I smoked and stuck a 12.5lb packer into the bath about 46 hours ago at 140 degrees. What would happen if I bumped that temp up to 155 and left in for another 24? Would it develop more of a traditional brisket texture and moistness or should I just leave as is and eat?

Good question. 155°F/36 is my standard cook for brisket, as I prefer the traditional doneness and texture. Given that you’ve already had it in the bath for 46 hours at 140F I’m speculating that there’s a good chance that you could in fact get the desired results by bumping the temp up to 155°F, and possibly in less time than 24 hours…maybe 12. But I’m not certain, so I say this is an excellent opportunity for an experiment. I doubt that you’ll ruin it in any way, as I wouldn’t think you’d take it from it’s current firmer texture to mush in such a short time.

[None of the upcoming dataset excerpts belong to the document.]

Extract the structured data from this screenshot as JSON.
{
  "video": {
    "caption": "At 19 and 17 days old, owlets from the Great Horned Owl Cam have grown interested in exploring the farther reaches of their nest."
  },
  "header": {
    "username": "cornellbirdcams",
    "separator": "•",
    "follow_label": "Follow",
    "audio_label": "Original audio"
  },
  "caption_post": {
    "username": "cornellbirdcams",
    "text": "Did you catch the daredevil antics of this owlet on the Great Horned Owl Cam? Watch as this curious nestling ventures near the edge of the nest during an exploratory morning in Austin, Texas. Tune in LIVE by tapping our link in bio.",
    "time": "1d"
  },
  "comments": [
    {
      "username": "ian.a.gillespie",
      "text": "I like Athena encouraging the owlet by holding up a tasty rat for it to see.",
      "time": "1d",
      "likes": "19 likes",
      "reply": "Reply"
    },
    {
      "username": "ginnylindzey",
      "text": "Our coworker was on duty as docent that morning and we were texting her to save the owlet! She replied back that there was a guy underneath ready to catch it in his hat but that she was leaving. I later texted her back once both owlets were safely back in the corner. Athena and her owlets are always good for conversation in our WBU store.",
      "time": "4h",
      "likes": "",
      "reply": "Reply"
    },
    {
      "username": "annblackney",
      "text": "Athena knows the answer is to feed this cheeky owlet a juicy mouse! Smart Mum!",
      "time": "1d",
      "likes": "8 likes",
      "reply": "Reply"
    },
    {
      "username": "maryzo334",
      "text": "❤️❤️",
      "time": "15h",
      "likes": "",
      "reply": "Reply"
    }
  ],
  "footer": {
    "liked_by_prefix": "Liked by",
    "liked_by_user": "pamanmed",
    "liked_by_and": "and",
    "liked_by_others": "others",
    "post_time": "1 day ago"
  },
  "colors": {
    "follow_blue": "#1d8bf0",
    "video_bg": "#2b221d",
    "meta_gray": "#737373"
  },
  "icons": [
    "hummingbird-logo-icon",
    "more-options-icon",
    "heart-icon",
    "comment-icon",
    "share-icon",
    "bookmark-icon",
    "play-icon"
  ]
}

I think @DParker is right, but I’m really curious how things turn out!
Please post your results, whatever you decide to do!

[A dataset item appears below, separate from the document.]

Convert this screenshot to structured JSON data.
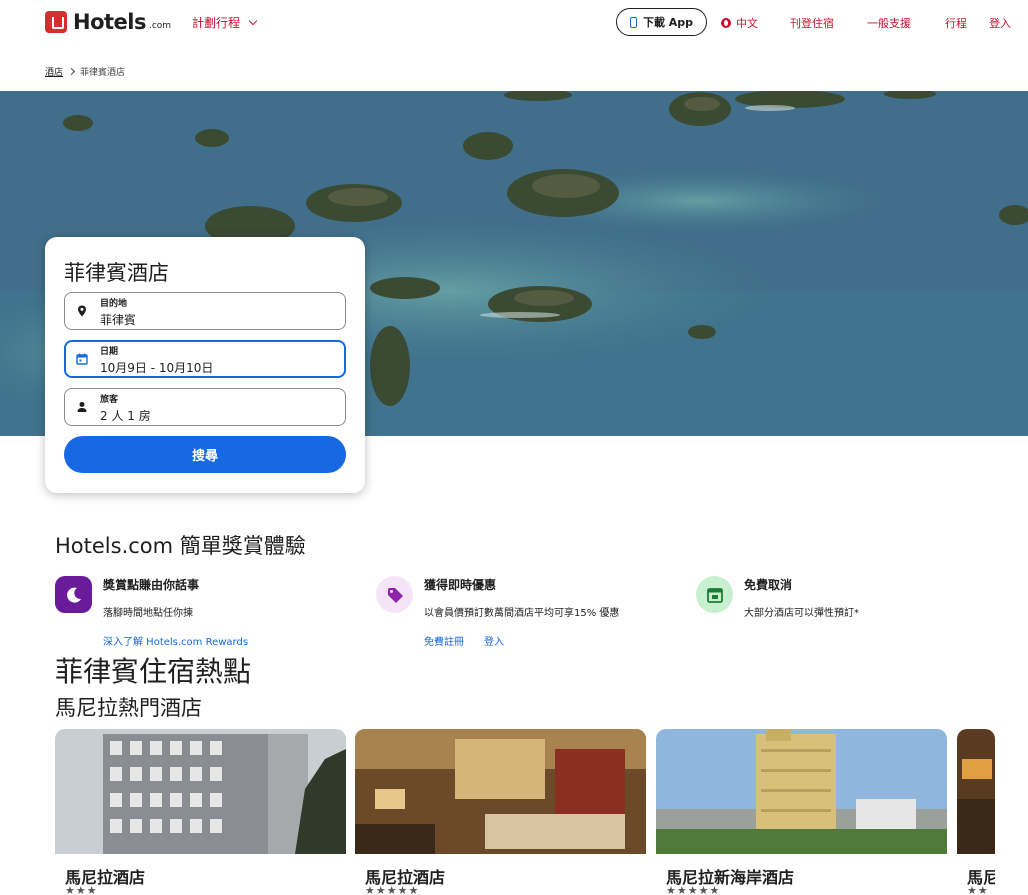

I cooked a corned beef brisket at 135 for 48 hours, opened it and it was a bit to chewy. Resealed, bumped the temp up to 165 for another 12 and it came out perfect.

OK, I’ve actually never used my sous vide for my Texas brisket, so please excuse my ignorance. I’ve always shot for 205F in my smoker. Why wouldn’t I set my Anova for the same target temp?

So I ended up leaving it at 140 for a total of 70 hours.

I took it out and seared using a weed burner torch. This is the only way to do, IMO. Made short work out of it for certain.

It tasted great! It was fork tender in that I could simply use the fork to cut it into bite size pieces after having sliced. The texture was not traditional brisket texture. I will definitely bump that up to 155 next time. It was firm, like a steak. While the extended period in the bath removed much of the moisture it was not dry at all. Very, very good. I was able to capture the juice and it will become the basis of beef stock in the future.

For one thing your SV cooker likely won’t get the water that hot. But more importantly, the reason you cook to that temperature using traditional cooking methods is that you have to get the meat that hot in order to get the connective tissue to break down and the fat to render before the meat dries out. With SV you acheive the same effect at lower temperatures because you can cook for much, much longer without the risk of drying out the meat.

Having finished several briskets in the smoker with excellent results…including a few pastramis…

You may find these of interest:

I smoked it to start. I’ll give finishing in the smoker a try though.